Les principaux crédits sont Leo Woodall en Niki White, Dustin Hoffman en Harry Horowitz, Havana Rose Liu en Ruthie, Tovah Feldshuh en Marla et Jean Reno en Marius. Roher réalise. La durée est de cent sept minutes. Focus Features distribue aux États-Unis et Universal Pictures International prend en charge la sortie internationale sur la plupart des grands marchés. Le film s’inscrit dans une fenêtre de sortie en cascade, marché par marché, et non en lancement mondial day-and-date, ce qui correspond à une position de contre-programmation face au calendrier de blockbusters de fin de printemps.
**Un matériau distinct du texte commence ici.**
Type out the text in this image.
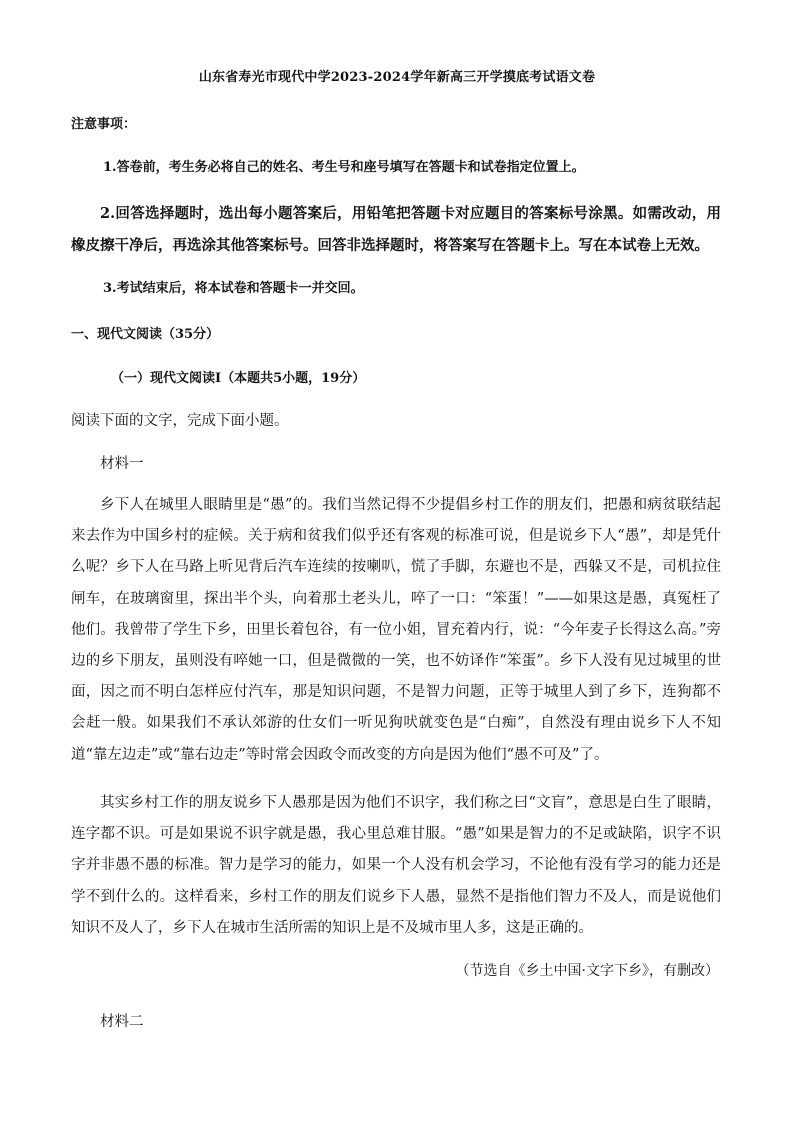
山东省寿光市现代中学2023-2024学年新高三开学摸底考试语文卷
注意事项：
1.答卷前，考生务必将自己的姓名、考生号和座号填写在答题卡和试卷指定位置上。
2.回答选择题时，选出每小题答案后，用铅笔把答题卡对应题目的答案标号涂黑。如需改动，用橡皮擦干净后，再选涂其他答案标号。回答非选择题时，将答案写在答题卡上。写在本试卷上无效。
3.考试结束后，将本试卷和答题卡一并交回。
一、现代文阅读（35分）
（一）现代文阅读Ⅰ（本题共5小题，19分）
阅读下面的文字，完成下面小题。
材料一
乡下人在城里人眼睛里是“愚”的。我们当然记得不少提倡乡村工作的朋友们，把愚和病贫联结起来去作为中国乡村的症候。关于病和贫我们似乎还有客观的标准可说，但是说乡下人“愚”，却是凭什么呢？乡下人在马路上听见背后汽车连续的按喇叭，慌了手脚，东避也不是，西躲又不是，司机拉住闸车，在玻璃窗里，探出半个头，向着那土老头儿，啐了一口：“笨蛋！”——如果这是愚，真冤枉了他们。我曾带了学生下乡，田里长着包谷，有一位小姐，冒充着内行，说：“今年麦子长得这么高。”旁边的乡下朋友，虽则没有啐她一口，但是微微的一笑，也不妨译作“笨蛋”。乡下人没有见过城里的世面，因之而不明白怎样应付汽车，那是知识问题，不是智力问题，正等于城里人到了乡下，连狗都不会赶一般。如果我们不承认郊游的仕女们一听见狗吠就变色是“白痴”，自然没有理由说乡下人不知道“靠左边走”或“靠右边走”等时常会因政令而改变的方向是因为他们“愚不可及”了。
其实乡村工作的朋友说乡下人愚那是因为他们不识字，我们称之曰“文盲”，意思是白生了眼睛，连字都不识。可是如果说不识字就是愚，我心里总难甘服。“愚”如果是智力的不足或缺陷，识字不识字并非愚不愚的标准。智力是学习的能力，如果一个人没有机会学习，不论他有没有学习的能力还是学不到什么的。这样看来，乡村工作的朋友们说乡下人愚，显然不是指他们智力不及人，而是说他们知识不及人了，乡下人在城市生活所需的知识上是不及城市里人多，这是正确的。
（节选自《乡土中国·文字下乡》，有删改）
材料二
Tuner sort dans les salles françaises le 27 mai 2026, en ouverture d’une fenêtre européenne qui s’étire jusqu’au 2 juillet en Allemagne, en passant par l’Italie le 28 mai, le Royaume-Uni et l’Irlande le 29 mai, l’Espagne le 12 juin et le Brésil le 11 juin, avec une sortie américaine le 29 mai. Focus Features et Universal traitent le film comme une sortie planétaire à calendrier local plutôt que comme un événement simultané, ce qui laisse aux marchés plus lents la place de trouver le film par le bouche-à-oreille plutôt que par la recette du week-end d’ouverture.